San Diego - A new twist on ISDN that takes advantage of the underused D channel could reward customers with lower remote access costs by year-end.
But that will depend on how much carriers charge for Always-On Dynamic ISDN (AO/DI), a new offering that relies on Basic Rate Interface ISDN's D channel to provide low-bandwidth, dedicated packet links.
The ISDN offering, to be promoted this week by carriers and hardware vendors at the North American ISDN Users Forum and ISDN World here, would let users run e-mail and other low-speed applications on the 16K bit/sec D channel.

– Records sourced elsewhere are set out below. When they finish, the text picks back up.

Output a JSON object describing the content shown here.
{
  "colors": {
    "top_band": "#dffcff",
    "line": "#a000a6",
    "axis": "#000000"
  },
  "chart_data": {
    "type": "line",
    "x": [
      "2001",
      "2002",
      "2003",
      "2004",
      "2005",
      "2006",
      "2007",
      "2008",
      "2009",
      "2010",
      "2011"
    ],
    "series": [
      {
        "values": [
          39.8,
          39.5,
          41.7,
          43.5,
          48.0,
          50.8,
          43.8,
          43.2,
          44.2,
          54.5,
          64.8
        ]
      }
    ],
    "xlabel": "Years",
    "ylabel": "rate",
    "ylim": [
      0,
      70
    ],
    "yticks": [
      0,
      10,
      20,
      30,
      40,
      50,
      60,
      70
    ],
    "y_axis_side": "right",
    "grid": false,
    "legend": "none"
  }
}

This channel is capable of moving about 9.6K bit/sec of X.25 packet data while also handling its conventional signaling chores.
Today, most ISDN customers send data over one or both 64K bit/sec Basic Rate Interface B channels only, regardless the transfer size. The drawback for customers is that many carriers bill for B channels by the minute.
With AO/DI, one or both B channels can be turned on when really needed, such as to support videoconferencing or other high- bandwidth applications.
When a remote end user with AO/DI hardware logs on to his or her terminal, the AO/DI gear would establish a switched virtual circuit (SVC) connection to the corporate network or an Internet service provider that also supported AO/DI. The SVC would stay nailed up until the customer logs off, allowing the customer to receive data forced along by push technology or access the corporate LAN.
Using the D channel to send data is not an entirely new concept. However, the hardware that currently supports D channel data communications is geared specifically to connecting retailers to banks for credit card checks.
The service is priced on a per-packet basis that would prove prohibitive to users of most other applications.
Rewriting the tariffs that set the price for sending packet data over the D channel will determine the success of AO/DI, according to Jim Bryce, a member of the Texas ISDN Users Group.
Most of the regional Bell operating companies said they were working on pricing, and some expected to have new tariffs filed by the end of the year, around the time hardware vendors figure they will have AO/DI-compliant gear ready.
BellSouth Corp. will run trials later this month in Birmingham, Ala., using Cisco Systems, Inc. equipment to determine the impact that widespread use of AO/DI would have on BellSouth's packet- and circuit-switched networks.
Pacific Bell has plans to offer an ISDN hardware/service bundle.